En France, l'interpellation de l'oligarque répond aux mandats d'arrêt émis en 2009 par Interpol, sur demandes de l'Ukraine et du Kazakhstan - " une procédure automatique ", explique-t-on au parquet d'Aix-en-Provence. Kiev indique rechercher l'ancien banquier kazakh pour des faits d'" escroquerie " et la production de " faux documents ", Astana ne mentionne aucun motif judiciaire. En l'absence de convention d'extradition, Astana ne pourra pas réclamer à Paris le renvoi de son ressortissant.
Reste l'Ukraine, qui dispose d'une convention d'entraide judiciaire avec la France, mais devra prouver aux autorités françaises le bien-fondé des faits reprochés. " Il faudra également garantir qu'une fois sur place il ne sera pas remis au Kazakhstan, où il risquerait d'être torturé ", avertit Amnesty International, qui, comme Human Rights Watch, s'inquiète du sort de l'opposant.
Parallèlement aux procédures initiées par Astana et Kiev, M. Abliazov est visé au Royaume-Uni par des poursuites engagées par la banque BTA, propriété de l'Etat kazakh. Ancien dirigeant de cet établissement, l'opposant est soupçonné d'avoir détourné 5 milliards de dollars (3,7 milliards d'euros) au moment de sa nationalisation en 2009. Faut-il voir derrière l'arrestation de M. Abliazov en France un nouvel épisode du règlement de comptes qui l'oppose depuis plus de dix ans au président Nazarbaïev, dont il fut longtemps un proche ?
Un danger pour le président
Ancien ministre de l'énergie, cet ingénieur nucléaire de formation avait profité de l'éclatement de l'Union soviétique pour se lancer dans les filières du sucre, du coton puis des télécommunications. Mais son enrichissement rapide et surtout sa décision de jouer un rôle sur la scène politique ont fini par représenter un danger pour le président, à la tête du pays depuis 1989.
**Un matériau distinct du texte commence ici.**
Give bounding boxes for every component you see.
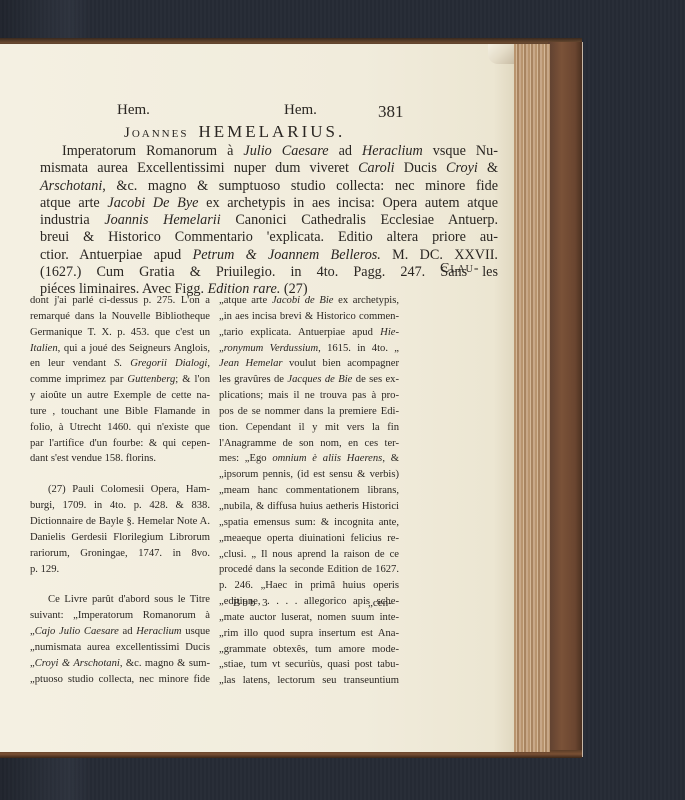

En 2002, il est emprisonné et torturé. Les autorités kazakhes conditionnent la libération de l'oligarque à son silence et à son retrait de la vie politique. En 2005, il siège à la tête du conseil d'administration de la banque privée BTA et participe à son redressement. Quatre ans plus tard, après s'être élevé contre la nationalisation forcée de l'établissement, il quitte le pays par crainte des représailles et atterrit à Londres avec sa famille, où il obtient l'asile. " Le régime enverra ses légionnaires diplomatiques pour frapper à la porte de tous les Etats, comme en Italie ou en Espagne ", où son garde du corps a été arrêté, s'inquiète Madina, la fille aînée de l'ex-banquier, de passage à Paris mercredi 7 août. En Italie, la police s'est appuyée sur les recherches d'une société de renseignement privée israélienne pour localiser la famille Abliazov.
Côté français, le flou entoure toujours les conditions qui ont mené à l'arrestation de l'ex-banquier. Le 1er août, BTA indiquait avoir aidé les autorités françaises à localiser l'opposant. Un point que le ministère de l'intérieur n'a pas souhaité commenter. Ceux de la justice et des affaires étrangères n'ont pas non plus souhaité s'exprimer sur une éventuelle extradition.
L'affaire Abliazov survient alors que les relations diplomatiques sont au beau fixe entre Paris et Astana, renforcées ces dernières années par la signature de contrats importants - Areva et Alstom, notamment, ont récemment annoncé des investissements sur le sol kazakh - et symbolisées par l'organisation en 2013 de la " saison de la France au Kazakhstan ".